Pulling the front lock of hair in Ancient Egypt?

In Ancient Egypt groups of common mourners walked during funerary processions making many gestures of lament: raising arms, beating their arms…One of the most typical gestures of these mourners was to pull from their lock of hair.
We can watch this typical mourning movement in two dimensional depictions, as for instance the mastaba of Mereruka (Saqqara) or the tomb of Ramses IX (KV6).
The religious texts of Ancient Egypt mention the fact of pulling from the lock of hair with the locution nwn m.

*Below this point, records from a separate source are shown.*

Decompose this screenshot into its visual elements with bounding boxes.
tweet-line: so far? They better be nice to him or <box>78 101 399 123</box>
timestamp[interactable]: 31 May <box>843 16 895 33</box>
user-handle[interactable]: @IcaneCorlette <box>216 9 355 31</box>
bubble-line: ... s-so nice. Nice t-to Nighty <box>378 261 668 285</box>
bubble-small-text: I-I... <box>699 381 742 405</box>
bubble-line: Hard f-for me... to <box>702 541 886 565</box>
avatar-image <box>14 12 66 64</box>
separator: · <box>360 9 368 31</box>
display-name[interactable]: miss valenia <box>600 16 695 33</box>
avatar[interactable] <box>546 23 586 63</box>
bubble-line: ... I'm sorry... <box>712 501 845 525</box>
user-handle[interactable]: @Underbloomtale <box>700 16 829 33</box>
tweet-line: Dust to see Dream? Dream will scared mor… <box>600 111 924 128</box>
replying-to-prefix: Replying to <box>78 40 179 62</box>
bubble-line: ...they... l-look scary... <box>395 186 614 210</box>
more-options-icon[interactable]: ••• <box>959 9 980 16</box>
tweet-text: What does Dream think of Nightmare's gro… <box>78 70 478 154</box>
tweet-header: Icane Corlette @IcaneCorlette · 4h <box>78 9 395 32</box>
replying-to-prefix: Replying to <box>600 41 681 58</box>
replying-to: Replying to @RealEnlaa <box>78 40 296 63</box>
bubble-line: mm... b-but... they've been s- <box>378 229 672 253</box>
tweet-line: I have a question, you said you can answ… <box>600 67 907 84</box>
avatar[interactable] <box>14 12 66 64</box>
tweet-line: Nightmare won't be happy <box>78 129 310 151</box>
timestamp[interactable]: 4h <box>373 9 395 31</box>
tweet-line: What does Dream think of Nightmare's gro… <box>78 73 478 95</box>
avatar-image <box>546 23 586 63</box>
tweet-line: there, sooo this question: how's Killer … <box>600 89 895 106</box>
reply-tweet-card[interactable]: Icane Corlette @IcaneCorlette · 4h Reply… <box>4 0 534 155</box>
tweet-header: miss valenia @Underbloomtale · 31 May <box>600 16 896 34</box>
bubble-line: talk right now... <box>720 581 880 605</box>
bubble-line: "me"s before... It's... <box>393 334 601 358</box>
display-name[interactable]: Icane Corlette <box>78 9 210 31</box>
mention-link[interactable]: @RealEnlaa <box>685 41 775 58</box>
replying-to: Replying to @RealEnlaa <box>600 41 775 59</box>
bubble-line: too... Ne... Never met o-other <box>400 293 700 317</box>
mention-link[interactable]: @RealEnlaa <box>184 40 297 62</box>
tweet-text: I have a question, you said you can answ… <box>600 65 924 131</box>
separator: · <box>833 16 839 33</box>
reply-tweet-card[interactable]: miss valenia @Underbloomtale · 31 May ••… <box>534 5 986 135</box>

Mourners in the tomb of Mereruka at Saqqara. VI Dynasty. Photo: Mª Rosa Valdesogo Martín

Mourners in the tomb of Mereruka at Saqqara. VI Dynasty. Photo: Mª Rosa Valdesogo Martín

We usually considered this gesture as “pulling the front lock of hair”, due to the act that the artists of Ancient Egypt depicted the mourners always pulling from a lock of hair that hanged from their front.
However, there is an exception. The wooden anthropoid coffin of Amenemipet, from the XXI Dynasty, presents in its outer decoration a group of common mourners crying, bending their bodies, raising their arms… It is interesting to notice how the artist of Ancient Egypt introduced here the frontal perspective for depicting one mourner in the center of the group, so she raises her two arms at each side.

Common mourners in the coffin of Amenemipet. XXI Dynasty. British Museum. Ancient Egypt

Common mourners in the coffin of Amenemipet. XXI Dynasty. British Museum.

At left of the image in a smaller scale a mourning woman pulls with both hands not from a front lock of hair, but from a lateral lock of hair.